Cessione per le singole unità

Da quest’anno, precisa l’Agenzia delle Entrate, è possibile cedere il credito relativo alla detrazione fiscale, anche nel cosi in cui vengano posti in essere interventi di riqualificazione energetica sulle singole unità immobiliari, e non più quindi solo sulle parti comuni:

Pertanto, indipendentemente dall’immobile su cui si effettuano gli interventi, dal 2018 tutti i contribuenti che nell’anno precedente a quello di sostenimento della spesa si trovano nella cosiddetta “no tax area” (i cosiddetti incapienti) possono scegliere, invece della detrazione, di cedere il corrispondente credito ai fornitori o ad altri soggetti privati, compresi gli istituti di credito e gli intermediari finanziari.

I controlli       

Se le detrazioni che vengono richieste per i condomini sono maggiori (del 70 e 75%), la verifica delle condizioni richieste dalla legge, per fruire delle detrazioni stesse, devono essere confermate da professionisti abilitati a rilasciare l’attestazione della prestazione energetica.

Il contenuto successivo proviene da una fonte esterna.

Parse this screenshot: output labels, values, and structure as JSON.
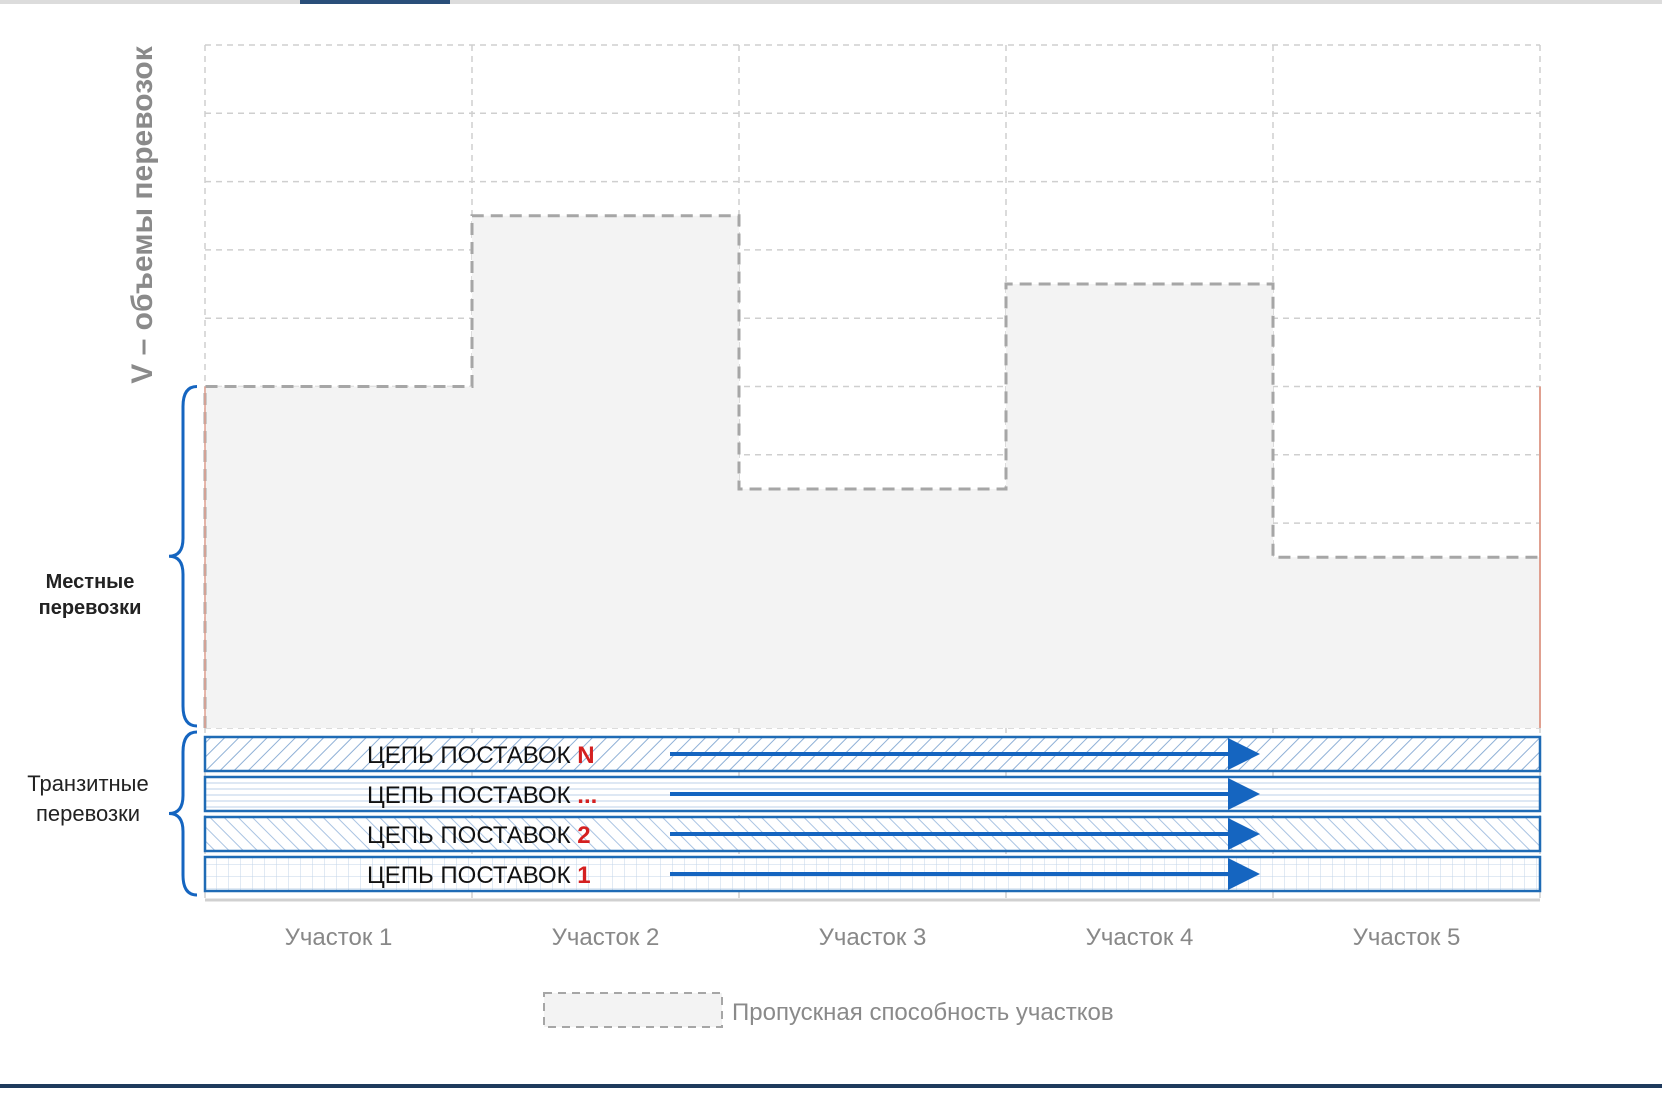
{
  "chart_data": {
    "type": "bar",
    "title": "",
    "ylabel": "V – объемы перевозок",
    "xlabel": "",
    "categories": [
      "Участок 1",
      "Участок 2",
      "Участок 3",
      "Участок 4",
      "Участок 5"
    ],
    "ylim": [
      0,
      10
    ],
    "grid": true,
    "series": [
      {
        "name": "Пропускная способность участков",
        "values": [
          5.0,
          7.5,
          3.5,
          6.5,
          2.5
        ]
      }
    ],
    "legend": {
      "placement": "bottom",
      "label": "Пропускная способность участков"
    },
    "transit_band_height": 0.2,
    "brackets": {
      "local": {
        "label_line1": "Местные",
        "label_line2": "перевозки",
        "range": [
          0,
          5
        ]
      },
      "transit": {
        "label_line1": "Транзитные",
        "label_line2": "перевозки",
        "range": [
          -2,
          0
        ]
      }
    },
    "supply_chains": [
      {
        "prefix": "ЦЕПЬ ПОСТАВОК ",
        "suffix": "N",
        "pattern": "diag-right"
      },
      {
        "prefix": "ЦЕПЬ ПОСТАВОК ",
        "suffix": "...",
        "pattern": "horizontal"
      },
      {
        "prefix": "ЦЕПЬ ПОСТАВОК ",
        "suffix": "2",
        "pattern": "diag-left"
      },
      {
        "prefix": "ЦЕПЬ ПОСТАВОК ",
        "suffix": "1",
        "pattern": "grid"
      }
    ],
    "colors": {
      "capacity_fill": "#f3f3f3",
      "capacity_stroke": "#a6a6a6",
      "grid": "#cfcfcf",
      "chain_border": "#1f6bb5",
      "arrow": "#1565c0",
      "bracket": "#1565c0",
      "accent_red": "#d42020",
      "tick_label": "#888888",
      "ylabel": "#8a8a8a"
    }
  }
}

L’ENEA, ossia l’Agenzia nazionale per le nuove tecnologie, l’energia e lo sviluppo economico sostenibile vigila, eseguendo controlli anche a campione.

Se a seguito del controllo risultasse che l’attestazione non corrisponde al vero, ne risponderà sia il professionista che ha rilasciato l’attestazione, sia chi ha fatto domanda, con la decadenza del relativo beneficio fiscale.